Hanson conceded that legalizing them, and making them an official part of the workforce, could hurt some U.S. workers.
“If low-skilled immigration pushes down wages for low-skilled labor, U.S. employers gain and U.S. low-skilled workers lose, with the gains to the former offsetting the losses to the latter," he said. "Moreover, economic theory suggests that immigration generates a surplus by making capital and land more productive, meaning that gains to U.S. employers are likely to exceed any losses to U.S. workers.”
Many on both sides agree on this much – like so many aspects of immigration, this one is complicated.
So much is still speculative, they say, regarding cost versus benefits. It’s a population that’s largely in the shadows. And there still is no immigration reform bill that would make it easier to get a better handle of the costs.
“There are so many moving parts in this,” Krikorian said. “Trying to get reasonable numbers is hard.”

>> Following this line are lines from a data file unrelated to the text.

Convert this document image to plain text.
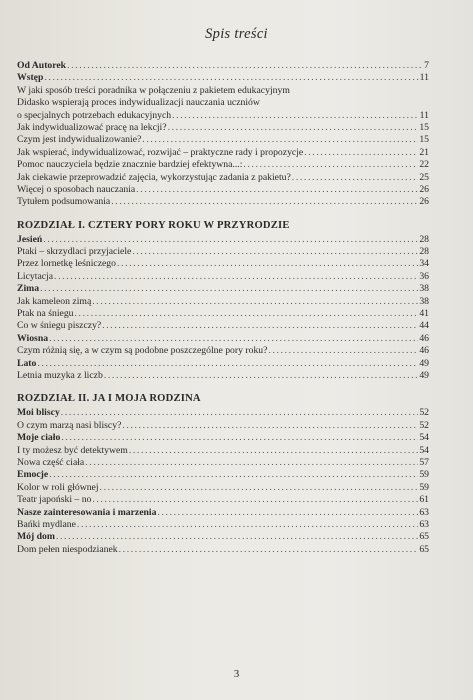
Spis treści
Od Autorek . . .	7
Wstęp . . .	11
W jaki sposób treści poradnika w połączeniu z pakietem edukacyjnym
Didasko wspierają proces indywidualizacji nauczania uczniów
o specjalnych potrzebach edukacyjnych . . .	11
Jak indywidualizować pracę na lekcji? . . .	15
Czym jest indywidualizowanie? . . .	15
Jak wspierać, indywidualizować, rozwijać – praktyczne rady i propozycje . . .	21
Pomoc nauczyciela będzie znacznie bardziej efektywna...: . . .	22
Jak ciekawie przeprowadzić zajęcia, wykorzystując zadania z pakietu? . . .	25
Więcej o sposobach nauczania . . .	26
Tytułem podsumowania . . .	26
ROZDZIAŁ I. CZTERY PORY ROKU W PRZYRODZIE
Jesień . . .	28
Ptaki – skrzydlaci przyjaciele . . .	28
Przez lornetkę leśniczego . . .	34
Licytacja . . .	36
Zima . . .	38
Jak kameleon zimą . . .	38
Ptak na śniegu . . .	41
Co w śniegu piszczy? . . .	44
Wiosna . . .	46
Czym różnią się, a w czym są podobne poszczególne pory roku? . . .	46
Lato . . .	49
Letnia muzyka z liczb . . .	49
ROZDZIAŁ II. JA I MOJA RODZINA
Moi bliscy . . .	52
O czym marzą nasi bliscy? . . .	52
Moje ciało . . .	54
I ty możesz być detektywem . . .	54
Nowa część ciała . . .	57
Emocje . . .	59
Kolor w roli głównej . . .	59
Teatr japoński – no . . .	61
Nasze zainteresowania i marzenia . . .	63
Bańki mydlane . . .	63
Mój dom . . .	65
Dom pełen niespodzianek . . .	65
3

And, to be sure, Krikorian said, there are reasons, even if there are costs, to legalize some undocumented immigrants, such as DREAMers -- undocumented immigrants who were brought as minors.
“The cost is not enough of a reason not to do it,” he said, referring to legalization. “If it’s in the national interest, then the cost is just the cost. The DREAM Act kids we just legalize. They're more educated, so the cost of legalizing them would be small, and they might just pay more in taxes than they use in services."
And besides, he said, "Their identities were formed here. That cost or benefit is irrelevant."